Welcoming a new neighbor is a hallmark of classic American etiquette and yet, somehow, it can also feel like an intrusion. Although walking right into someone’s new home as movers are bringing in furniture may be going a bit overboard, a brief and well-timed welcome is a wonderful gesture that should be encouraged.
So when is the appropriate time? Whenever your new neighbors are outside, it’s OK to give a wave or stop by for a quick “Hi, I’m Ben. I live two doors down. Welcome to the neighborhood!” If you want to drop by with a gift, it’s best to wait until it looks as though they’ve settled in a bit. If you’re giving baked goods, list the ingredients so that you avoid sending your neighbor into anaphylactic shock right off the bat. A potted plant, a local treat (maple syrup, fudge, specialty oils or cooking supplies) and lists of restaurants or town services are good options, but avoid wine and spirits until you know them better.

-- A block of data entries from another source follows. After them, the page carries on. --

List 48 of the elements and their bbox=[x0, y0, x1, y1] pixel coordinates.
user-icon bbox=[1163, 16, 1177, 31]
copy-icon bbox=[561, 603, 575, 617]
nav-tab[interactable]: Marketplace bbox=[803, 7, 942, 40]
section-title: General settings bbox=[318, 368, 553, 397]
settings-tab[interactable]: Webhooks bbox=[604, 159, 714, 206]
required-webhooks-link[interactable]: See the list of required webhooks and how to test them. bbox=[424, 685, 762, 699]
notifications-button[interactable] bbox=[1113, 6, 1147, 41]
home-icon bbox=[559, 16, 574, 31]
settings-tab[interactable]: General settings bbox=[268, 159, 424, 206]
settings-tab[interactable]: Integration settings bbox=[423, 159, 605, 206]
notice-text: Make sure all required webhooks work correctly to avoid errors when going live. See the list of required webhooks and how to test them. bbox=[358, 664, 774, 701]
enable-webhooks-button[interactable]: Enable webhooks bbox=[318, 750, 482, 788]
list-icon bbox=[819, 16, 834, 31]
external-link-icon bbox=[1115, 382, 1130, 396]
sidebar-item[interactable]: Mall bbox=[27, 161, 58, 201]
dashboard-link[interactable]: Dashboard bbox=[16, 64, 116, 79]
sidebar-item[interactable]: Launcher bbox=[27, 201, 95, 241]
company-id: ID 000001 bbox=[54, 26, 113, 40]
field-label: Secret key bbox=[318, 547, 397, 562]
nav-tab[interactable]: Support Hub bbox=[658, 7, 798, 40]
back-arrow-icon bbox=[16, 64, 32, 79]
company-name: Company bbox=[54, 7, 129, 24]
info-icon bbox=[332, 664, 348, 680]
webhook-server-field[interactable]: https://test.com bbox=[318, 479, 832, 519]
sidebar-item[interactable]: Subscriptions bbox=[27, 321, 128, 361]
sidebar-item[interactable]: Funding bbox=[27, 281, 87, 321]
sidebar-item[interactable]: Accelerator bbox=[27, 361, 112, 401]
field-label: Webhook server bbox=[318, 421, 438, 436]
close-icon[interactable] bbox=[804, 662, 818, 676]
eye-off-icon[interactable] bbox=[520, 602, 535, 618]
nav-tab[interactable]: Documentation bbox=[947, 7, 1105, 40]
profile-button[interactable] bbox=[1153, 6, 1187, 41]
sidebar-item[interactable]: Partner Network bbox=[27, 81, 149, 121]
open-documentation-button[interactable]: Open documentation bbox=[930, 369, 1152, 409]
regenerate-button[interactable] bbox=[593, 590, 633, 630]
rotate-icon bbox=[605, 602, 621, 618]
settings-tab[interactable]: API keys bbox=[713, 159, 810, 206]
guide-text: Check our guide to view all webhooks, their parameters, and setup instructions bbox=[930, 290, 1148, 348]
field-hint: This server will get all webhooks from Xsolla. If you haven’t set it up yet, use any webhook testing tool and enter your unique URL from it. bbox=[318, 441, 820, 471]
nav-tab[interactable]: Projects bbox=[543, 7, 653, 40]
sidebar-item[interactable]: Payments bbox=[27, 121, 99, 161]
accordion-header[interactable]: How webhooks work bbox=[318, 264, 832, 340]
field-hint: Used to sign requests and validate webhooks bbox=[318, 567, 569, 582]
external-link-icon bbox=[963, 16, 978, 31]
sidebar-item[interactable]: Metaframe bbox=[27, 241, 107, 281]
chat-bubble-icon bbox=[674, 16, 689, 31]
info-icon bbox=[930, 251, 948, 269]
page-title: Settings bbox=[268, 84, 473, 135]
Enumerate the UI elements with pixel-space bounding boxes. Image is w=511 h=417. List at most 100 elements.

Wind and Willow Home, original photo on Houzz
If you’ve had the chance to do a quick hello, you can always ask if there’s a better time to stop by, though don’t be surprised if your new neighbor has a hard time suggesting one. Moving is a hefty task, and those first few weeks are often very hectic. But generally, in the evenings from 5 to 7 is usually a safe bet. There’s a general understanding in our society that these are acceptable visiting hours. The important thing is to make that a friendly stop-by and not get nervous about or hung up on whether it’s a good time. If it’s not good, your neighbor will say so. Just keep the hello short and sweet. If it looks as though a member of the family stays home during the day, you might also try dropping by about 10 or 11 in the morning.

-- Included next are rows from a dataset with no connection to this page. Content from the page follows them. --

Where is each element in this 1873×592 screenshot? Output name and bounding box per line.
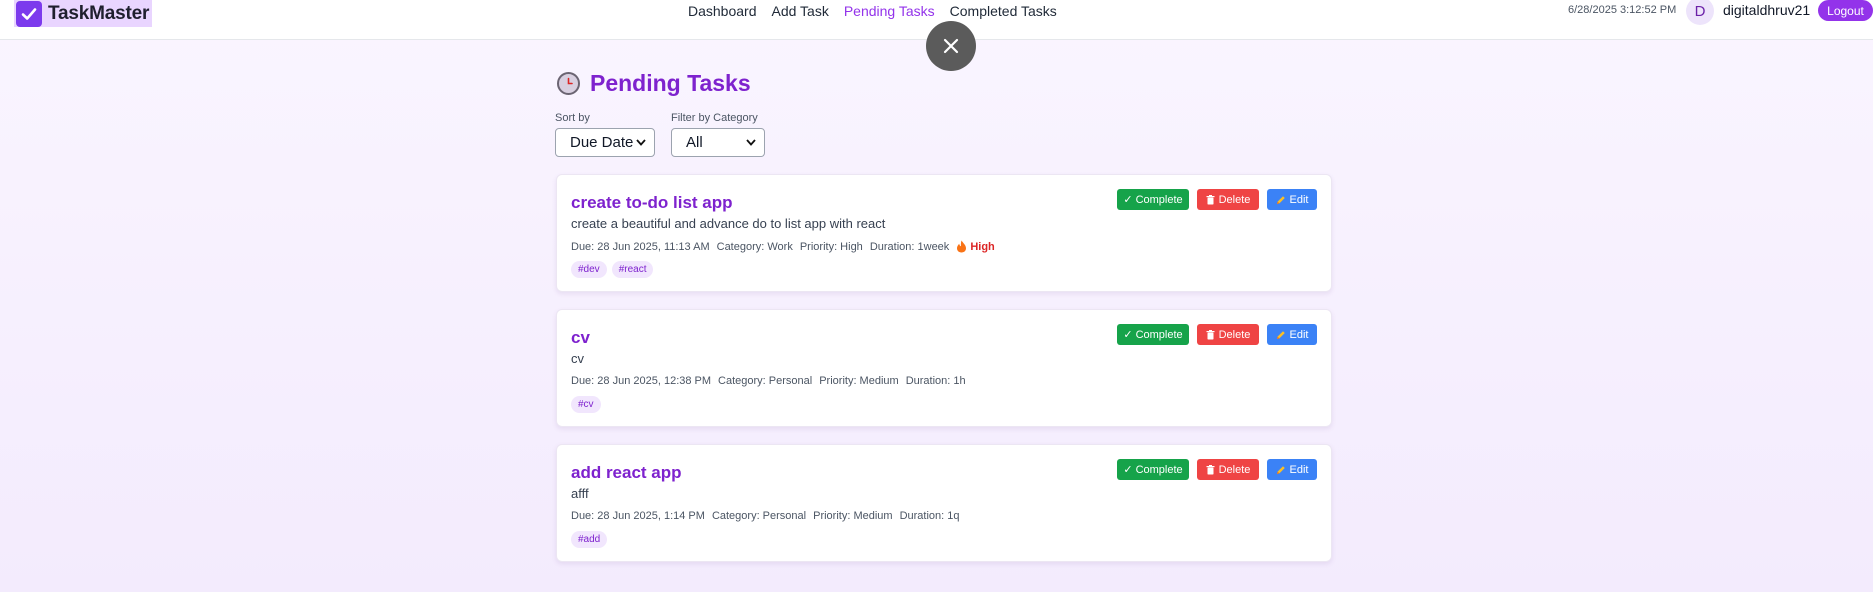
tag[interactable]: #add xyxy=(571,531,608,548)
fire-icon xyxy=(957,240,967,253)
delete-button[interactable]: Delete xyxy=(1197,324,1259,345)
trash-icon xyxy=(1206,464,1215,474)
sort-group: Sort by Due Date xyxy=(555,112,655,157)
edit-button[interactable]: Edit xyxy=(1267,459,1317,480)
task-priority: Priority: Medium xyxy=(819,375,899,387)
check-icon xyxy=(16,0,42,27)
task-meta: Due: 28 Jun 2025, 1:14 PM Category: Pers… xyxy=(571,510,960,522)
nav-add-task[interactable]: Add Task xyxy=(772,3,829,19)
task-card: cv cv Due: 28 Jun 2025, 12:38 PM Categor… xyxy=(556,309,1332,427)
task-priority: Priority: Medium xyxy=(813,510,893,522)
task-meta: Due: 28 Jun 2025, 12:38 PM Category: Per… xyxy=(571,375,966,387)
pencil-icon xyxy=(1276,195,1285,204)
task-category: Category: Personal xyxy=(711,510,807,522)
task-priority: Priority: High xyxy=(799,240,863,253)
delete-label: Delete xyxy=(1218,328,1251,341)
pencil-icon xyxy=(1276,330,1285,339)
main-nav: Dashboard Add Task Pending Tasks Complet… xyxy=(688,0,1057,22)
task-due: Due: 28 Jun 2025, 11:13 AM xyxy=(571,240,710,253)
brand-logo[interactable]: TaskMaster xyxy=(14,0,153,27)
task-due: Due: 28 Jun 2025, 1:14 PM xyxy=(571,510,705,522)
task-title[interactable]: add react app xyxy=(571,463,682,483)
chevron-down-icon xyxy=(636,139,646,146)
task-duration: Duration: 1week xyxy=(869,240,950,253)
close-icon xyxy=(943,38,959,54)
task-card: create to-do list app create a beautiful… xyxy=(556,174,1332,292)
task-tags: #cv xyxy=(571,396,601,413)
pencil-icon xyxy=(1276,465,1285,474)
page-header: Pending Tasks xyxy=(557,70,751,97)
edit-button[interactable]: Edit xyxy=(1267,324,1317,345)
edit-button[interactable]: Edit xyxy=(1267,189,1317,210)
task-duration: Duration: 1h xyxy=(905,375,966,387)
complete-button[interactable]: ✓ Complete xyxy=(1117,459,1189,480)
category-filter-value: All xyxy=(686,134,703,151)
task-tags: #dev #react xyxy=(571,261,654,278)
task-meta: Due: 28 Jun 2025, 11:13 AM Category: Wor… xyxy=(571,240,995,253)
username: digitaldhruv21 xyxy=(1723,2,1811,18)
complete-button[interactable]: ✓ Complete xyxy=(1117,189,1189,210)
category-filter-label: Filter by Category xyxy=(671,112,758,124)
task-duration: Duration: 1q xyxy=(899,510,960,522)
task-category: Category: Personal xyxy=(718,375,813,387)
chevron-down-icon xyxy=(746,139,756,146)
current-datetime: 6/28/2025 3:12:52 PM xyxy=(1568,4,1677,16)
priority-flag-label: High xyxy=(970,240,995,253)
task-actions: ✓ Complete Delete Edit xyxy=(1117,459,1317,480)
task-category: Category: Work xyxy=(716,240,793,253)
task-actions: ✓ Complete Delete Edit xyxy=(1117,324,1317,345)
sort-label: Sort by xyxy=(555,112,590,124)
category-filter-select[interactable]: All xyxy=(671,128,765,157)
complete-button[interactable]: ✓ Complete xyxy=(1117,324,1189,345)
close-button[interactable] xyxy=(926,21,976,71)
category-filter-group: Filter by Category All xyxy=(671,112,765,157)
delete-button[interactable]: Delete xyxy=(1197,189,1259,210)
tag[interactable]: #react xyxy=(611,261,654,278)
tag[interactable]: #cv xyxy=(571,396,601,413)
task-title[interactable]: create to-do list app xyxy=(571,193,733,213)
task-tags: #add xyxy=(571,531,608,548)
task-description: afff xyxy=(571,486,589,501)
delete-label: Delete xyxy=(1218,463,1251,476)
logout-button[interactable]: Logout xyxy=(1818,0,1873,21)
tag[interactable]: #dev xyxy=(571,261,607,278)
task-description: create a beautiful and advance do to lis… xyxy=(571,216,886,231)
app-name: TaskMaster xyxy=(48,2,150,24)
task-description: cv xyxy=(571,351,584,366)
edit-label: Edit xyxy=(1289,193,1309,206)
avatar[interactable]: D xyxy=(1686,0,1714,25)
nav-completed-tasks[interactable]: Completed Tasks xyxy=(950,3,1057,19)
task-card: add react app afff Due: 28 Jun 2025, 1:1… xyxy=(556,444,1332,562)
trash-icon xyxy=(1206,194,1215,204)
page-title: Pending Tasks xyxy=(590,70,751,96)
priority-flag: High xyxy=(956,240,995,253)
edit-label: Edit xyxy=(1289,463,1309,476)
sort-value: Due Date xyxy=(570,134,634,151)
trash-icon xyxy=(1206,329,1215,339)
sort-select[interactable]: Due Date xyxy=(555,128,655,157)
task-due: Due: 28 Jun 2025, 12:38 PM xyxy=(571,375,712,387)
delete-label: Delete xyxy=(1218,193,1251,206)
edit-label: Edit xyxy=(1289,328,1309,341)
nav-pending-tasks[interactable]: Pending Tasks xyxy=(844,3,935,19)
nav-dashboard[interactable]: Dashboard xyxy=(688,3,757,19)
clock-icon xyxy=(557,72,580,95)
delete-button[interactable]: Delete xyxy=(1197,459,1259,480)
task-actions: ✓ Complete Delete Edit xyxy=(1117,189,1317,210)
task-title[interactable]: cv xyxy=(571,328,590,348)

Generally, late morning through early evening will be considered acceptable visiting hours. If it turns out not to be a good time, you can always leave your gift with a little note (or just a note). Be sure to include which house on the block is yours and, if you feel comfortable, your contact information so that your new neighbor knows whom to thank for this thoughtful gesture.
Julie Ranee Photography, original photo on Houzz
If your new neighbors are home and you’ve dropped by at an inconvenient time, you can suggest getting together another day. Also, don’t be surprised if they don’t invite you in or give you a tour. Think: unpacking, renovations, repairs or just “not ready for prime time.” They may not feel comfortable just yet, and many people don’t want to show their house until they feel confident about how they’ve set it up.
These first visits are usually brief — just a simple conversation conveying the basic facts of each other’s lives. This isn’t the time for such big life questions or topics as “Are you planning on having children?” Sticking to the basics — “Hi! Welcome to the neighborhood. I’m Keisha Jones. My husband and I live in the yellow house two doors down” — is a great way to start. Sometimes there’s an offer of help, either as a community resource or with getting settled, but don’t feel obligated to make such an offer unless you’d really like to be taken up on it.